Money mismanagement or not enough of it is the leading cause of divorce so you should find out before marriage how your future spouse has, will, or wants to manage money.

Your favorite store is having a blowout sale; what will you do?

You just received a large tax refund. What are you most likely to do with it?

You inherit $10,000. What is your first instinct?

Everyone pictures retirement differently. What does yours look like?

How would you like to save for retirement?

What percentage of our earnings will be saved for emergencies and/or retirement and/or education for offspring or self-improvement?

Will we have joint or separate money accounts?

Will we share budgeting responsibilities or will one be the dominant manager of the household budget?

Most of these questions are designed to find out who is the great spender in the relationship and who will have the major responsibility for running the household budget if there are not separate accounts. The most thrifty spouse who is good with numbers should play a major role in budgeting the household budget for joint accounts.

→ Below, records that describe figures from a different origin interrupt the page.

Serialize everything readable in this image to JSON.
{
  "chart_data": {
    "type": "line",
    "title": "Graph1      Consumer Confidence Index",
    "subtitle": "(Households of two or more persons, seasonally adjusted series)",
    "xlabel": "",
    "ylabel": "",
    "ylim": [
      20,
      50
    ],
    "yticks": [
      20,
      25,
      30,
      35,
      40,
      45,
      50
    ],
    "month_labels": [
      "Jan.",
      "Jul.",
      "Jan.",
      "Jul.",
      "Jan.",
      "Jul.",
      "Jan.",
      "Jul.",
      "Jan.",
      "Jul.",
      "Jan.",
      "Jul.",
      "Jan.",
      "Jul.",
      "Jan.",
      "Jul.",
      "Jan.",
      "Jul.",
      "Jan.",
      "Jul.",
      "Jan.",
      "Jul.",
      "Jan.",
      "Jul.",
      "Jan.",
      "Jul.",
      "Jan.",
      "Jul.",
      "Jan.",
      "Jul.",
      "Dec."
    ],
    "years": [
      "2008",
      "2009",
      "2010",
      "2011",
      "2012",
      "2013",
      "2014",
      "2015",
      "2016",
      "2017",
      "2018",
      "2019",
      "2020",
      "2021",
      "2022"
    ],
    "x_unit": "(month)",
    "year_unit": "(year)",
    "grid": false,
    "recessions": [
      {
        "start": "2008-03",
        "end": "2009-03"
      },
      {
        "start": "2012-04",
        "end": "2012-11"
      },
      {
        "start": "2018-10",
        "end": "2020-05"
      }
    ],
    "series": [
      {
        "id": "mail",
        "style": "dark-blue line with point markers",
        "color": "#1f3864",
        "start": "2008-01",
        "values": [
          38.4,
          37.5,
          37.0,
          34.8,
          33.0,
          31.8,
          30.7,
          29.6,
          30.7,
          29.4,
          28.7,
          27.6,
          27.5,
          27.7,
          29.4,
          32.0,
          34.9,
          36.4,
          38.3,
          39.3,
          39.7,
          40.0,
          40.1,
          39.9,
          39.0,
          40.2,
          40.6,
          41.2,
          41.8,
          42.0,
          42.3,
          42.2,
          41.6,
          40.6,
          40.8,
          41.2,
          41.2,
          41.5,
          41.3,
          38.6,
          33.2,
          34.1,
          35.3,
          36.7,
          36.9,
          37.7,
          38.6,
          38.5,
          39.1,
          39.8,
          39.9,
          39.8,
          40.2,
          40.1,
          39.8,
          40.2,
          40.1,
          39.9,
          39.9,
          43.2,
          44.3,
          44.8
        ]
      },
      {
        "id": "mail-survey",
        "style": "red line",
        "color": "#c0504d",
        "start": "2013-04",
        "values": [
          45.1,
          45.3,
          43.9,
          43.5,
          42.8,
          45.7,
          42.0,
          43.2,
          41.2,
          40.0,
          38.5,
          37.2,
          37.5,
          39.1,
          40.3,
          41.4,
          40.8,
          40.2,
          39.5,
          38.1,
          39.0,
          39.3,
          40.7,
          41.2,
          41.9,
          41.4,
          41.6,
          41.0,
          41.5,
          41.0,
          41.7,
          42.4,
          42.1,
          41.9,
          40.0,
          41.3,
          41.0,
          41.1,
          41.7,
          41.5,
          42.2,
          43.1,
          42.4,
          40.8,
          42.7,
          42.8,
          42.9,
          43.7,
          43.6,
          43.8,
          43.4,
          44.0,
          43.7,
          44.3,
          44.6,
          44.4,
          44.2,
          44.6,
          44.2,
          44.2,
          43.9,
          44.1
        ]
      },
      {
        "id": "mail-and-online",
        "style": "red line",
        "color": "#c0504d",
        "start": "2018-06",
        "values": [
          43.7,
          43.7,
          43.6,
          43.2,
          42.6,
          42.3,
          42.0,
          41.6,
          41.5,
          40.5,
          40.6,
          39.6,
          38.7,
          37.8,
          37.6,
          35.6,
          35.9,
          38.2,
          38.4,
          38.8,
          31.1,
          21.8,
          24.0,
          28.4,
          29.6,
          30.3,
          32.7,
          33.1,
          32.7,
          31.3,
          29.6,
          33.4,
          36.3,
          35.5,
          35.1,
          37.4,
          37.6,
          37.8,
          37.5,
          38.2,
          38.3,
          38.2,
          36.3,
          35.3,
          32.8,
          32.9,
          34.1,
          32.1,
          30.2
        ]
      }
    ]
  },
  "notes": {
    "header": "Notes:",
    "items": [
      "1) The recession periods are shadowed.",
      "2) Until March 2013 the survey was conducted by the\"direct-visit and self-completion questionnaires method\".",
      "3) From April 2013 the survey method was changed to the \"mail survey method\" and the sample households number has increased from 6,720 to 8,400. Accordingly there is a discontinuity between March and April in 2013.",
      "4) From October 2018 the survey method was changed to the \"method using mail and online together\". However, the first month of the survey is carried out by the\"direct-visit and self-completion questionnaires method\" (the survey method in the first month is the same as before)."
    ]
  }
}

If neither one of you are good with money management, are stressed out when talking about money and sharing it, and both have jobs then maybe separate accounts are the solution to the problem so blame for overspending will show up clearly by examining the independent accounts.

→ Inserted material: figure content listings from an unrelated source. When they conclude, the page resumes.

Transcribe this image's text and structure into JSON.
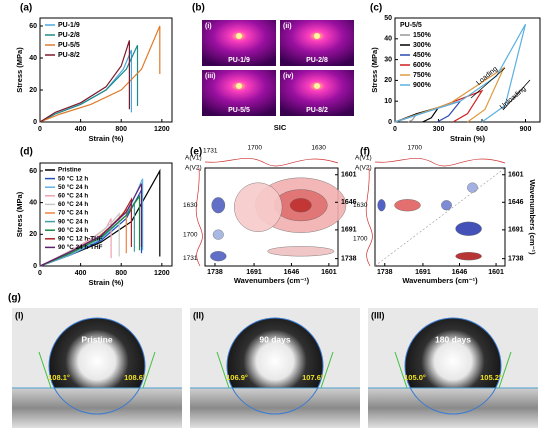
{
  "chart_data": [
    {
      "type": "line",
      "label": "(a)",
      "xlabel": "Strain (%)",
      "ylabel": "Stress (MPa)",
      "xlim": [
        0,
        1300
      ],
      "ylim": [
        0,
        65
      ],
      "xticks": [
        0,
        400,
        800,
        1200
      ],
      "yticks": [
        0,
        20,
        40,
        60
      ],
      "legend": "upper left",
      "series": [
        {
          "name": "PU-1/9",
          "color": "#4aa8e0",
          "x": [
            0,
            150,
            400,
            650,
            820,
            900,
            900
          ],
          "values": [
            0,
            5,
            11,
            20,
            33,
            45,
            6
          ]
        },
        {
          "name": "PU-2/8",
          "color": "#1a8a8a",
          "x": [
            0,
            150,
            400,
            650,
            850,
            960,
            960
          ],
          "values": [
            0,
            5,
            11,
            20,
            33,
            48,
            10
          ]
        },
        {
          "name": "PU-5/5",
          "color": "#e07a2a",
          "x": [
            0,
            200,
            500,
            800,
            1000,
            1180,
            1180
          ],
          "values": [
            0,
            5,
            11,
            20,
            33,
            60,
            30
          ]
        },
        {
          "name": "PU-8/2",
          "color": "#7a1a2a",
          "x": [
            0,
            150,
            400,
            650,
            800,
            880,
            880
          ],
          "values": [
            0,
            6,
            12,
            22,
            35,
            51,
            8
          ]
        }
      ]
    },
    {
      "type": "line",
      "label": "(c)",
      "xlabel": "Strain (%)",
      "ylabel": "Stress (MPa)",
      "xlim": [
        0,
        1000
      ],
      "ylim": [
        0,
        50
      ],
      "xticks": [
        0,
        300,
        600,
        900
      ],
      "yticks": [
        0,
        10,
        20,
        30,
        40,
        50
      ],
      "legend": "upper left",
      "legend_title": "PU-5/5",
      "annotations": [
        "Loading",
        "Unloading"
      ],
      "series": [
        {
          "name": "150%",
          "color": "#999999",
          "x": [
            0,
            75,
            150,
            120,
            90
          ],
          "values": [
            0,
            2,
            4,
            1,
            0
          ]
        },
        {
          "name": "300%",
          "color": "#000000",
          "x": [
            0,
            150,
            300,
            250,
            190
          ],
          "values": [
            0,
            4,
            7,
            2,
            0
          ]
        },
        {
          "name": "450%",
          "color": "#2a4ab0",
          "x": [
            0,
            220,
            450,
            370,
            290
          ],
          "values": [
            0,
            5,
            10,
            3,
            0
          ]
        },
        {
          "name": "600%",
          "color": "#d02020",
          "x": [
            0,
            300,
            600,
            500,
            400
          ],
          "values": [
            0,
            7,
            15,
            4,
            0
          ]
        },
        {
          "name": "750%",
          "color": "#e09a40",
          "x": [
            0,
            380,
            750,
            620,
            500
          ],
          "values": [
            0,
            9,
            26,
            6,
            0
          ]
        },
        {
          "name": "900%",
          "color": "#5ab0e0",
          "x": [
            0,
            450,
            700,
            900,
            760,
            600
          ],
          "values": [
            0,
            10,
            22,
            47,
            8,
            0
          ]
        }
      ]
    },
    {
      "type": "line",
      "label": "(d)",
      "xlabel": "Strain (%)",
      "ylabel": "Stress (MPa)",
      "xlim": [
        0,
        1300
      ],
      "ylim": [
        0,
        65
      ],
      "xticks": [
        0,
        400,
        800,
        1200
      ],
      "yticks": [
        0,
        20,
        40,
        60
      ],
      "legend": "upper left",
      "series": [
        {
          "name": "Pristine",
          "color": "#000000",
          "x": [
            0,
            300,
            600,
            900,
            1180,
            1180
          ],
          "values": [
            0,
            7,
            15,
            28,
            60,
            6
          ]
        },
        {
          "name": "50 °C 12 h",
          "color": "#2050c0",
          "x": [
            0,
            300,
            600,
            850,
            1000,
            1000
          ],
          "values": [
            0,
            7,
            16,
            30,
            48,
            8
          ]
        },
        {
          "name": "50 °C 24 h",
          "color": "#60b0e0",
          "x": [
            0,
            300,
            600,
            850,
            1010,
            1010
          ],
          "values": [
            0,
            7,
            17,
            32,
            55,
            10
          ]
        },
        {
          "name": "60 °C 24 h",
          "color": "#f0a0b0",
          "x": [
            0,
            250,
            500,
            650,
            700,
            700
          ],
          "values": [
            0,
            8,
            17,
            24,
            30,
            5
          ]
        },
        {
          "name": "60 °C 24 h",
          "color": "#c8c8c8",
          "x": [
            0,
            250,
            500,
            700,
            780,
            780
          ],
          "values": [
            0,
            8,
            16,
            27,
            33,
            6
          ]
        },
        {
          "name": "70 °C 24 h",
          "color": "#f08040",
          "x": [
            0,
            300,
            550,
            750,
            850,
            850
          ],
          "values": [
            0,
            8,
            17,
            28,
            36,
            8
          ]
        },
        {
          "name": "90 °C 24 h",
          "color": "#40a0a0",
          "x": [
            0,
            300,
            600,
            850,
            930,
            930
          ],
          "values": [
            0,
            8,
            18,
            32,
            40,
            9
          ]
        },
        {
          "name": "90 °C 24 h",
          "color": "#1a8a40",
          "x": [
            0,
            300,
            600,
            850,
            980,
            980
          ],
          "values": [
            0,
            8,
            18,
            32,
            44,
            10
          ]
        },
        {
          "name": "90 °C 12 h-THF",
          "color": "#b02020",
          "x": [
            0,
            300,
            600,
            820,
            900,
            900
          ],
          "values": [
            0,
            9,
            19,
            33,
            42,
            12
          ]
        },
        {
          "name": "90 °C 24 h-THF",
          "color": "#602070",
          "x": [
            0,
            300,
            600,
            850,
            1000,
            1000
          ],
          "values": [
            0,
            9,
            19,
            34,
            52,
            12
          ]
        }
      ]
    },
    {
      "type": "contour",
      "label": "(e)",
      "xlabel": "Wavenumbers (cm⁻¹)",
      "xlim": [
        1750,
        1590
      ],
      "ylim": [
        1750,
        1590
      ],
      "xticks": [
        1738,
        1691,
        1646,
        1601
      ],
      "yticks": [
        1738,
        1691,
        1646,
        1601
      ],
      "annotations": [
        "A(V1)",
        "A(V2)",
        "1731",
        "1700",
        "1630",
        "1630",
        "1700",
        "1731"
      ]
    },
    {
      "type": "contour",
      "label": "(f)",
      "xlabel": "Wavenumbers (cm⁻¹)",
      "ylabel": "Wavenumbers (cm⁻¹)",
      "xlim": [
        1750,
        1590
      ],
      "ylim": [
        1750,
        1590
      ],
      "xticks": [
        1738,
        1691,
        1646,
        1601
      ],
      "yticks": [
        1738,
        1691,
        1646,
        1601
      ],
      "annotations": [
        "A(V1)",
        "A(V2)",
        "1700",
        "1630",
        "1700"
      ]
    }
  ],
  "sic_panel": {
    "label": "(b)",
    "caption": "SIC",
    "images": [
      {
        "tag": "(i)",
        "name": "PU-1/9"
      },
      {
        "tag": "(ii)",
        "name": "PU-2/8"
      },
      {
        "tag": "(iii)",
        "name": "PU-5/5"
      },
      {
        "tag": "(iv)",
        "name": "PU-8/2"
      }
    ]
  },
  "contact_angle_panel": {
    "label": "(g)",
    "images": [
      {
        "tag": "(I)",
        "title": "Pristine",
        "left": "108.1°",
        "right": "108.6°"
      },
      {
        "tag": "(II)",
        "title": "90 days",
        "left": "106.9°",
        "right": "107.6°"
      },
      {
        "tag": "(III)",
        "title": "180 days",
        "left": "105.0°",
        "right": "105.2°"
      }
    ]
  }
}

To avoid having to blame one or the other for overspending a third joint account may be set up to pay for anticipated joint fixed expenses such as food, rent or mortgage payment, utility bills, offspring expenses, and household expenses. After every paycheck a just or fair amount should be contributed to the third joint account.

Most married couples never learn to BUDGET their money or are very bad at managing money which becomes a major source for arguments and hardship that frequently leads to divorce. If you find out by asking the above questions that one is an irresponsible spendthrift hooked on credit cards then don’t marry!!!!!!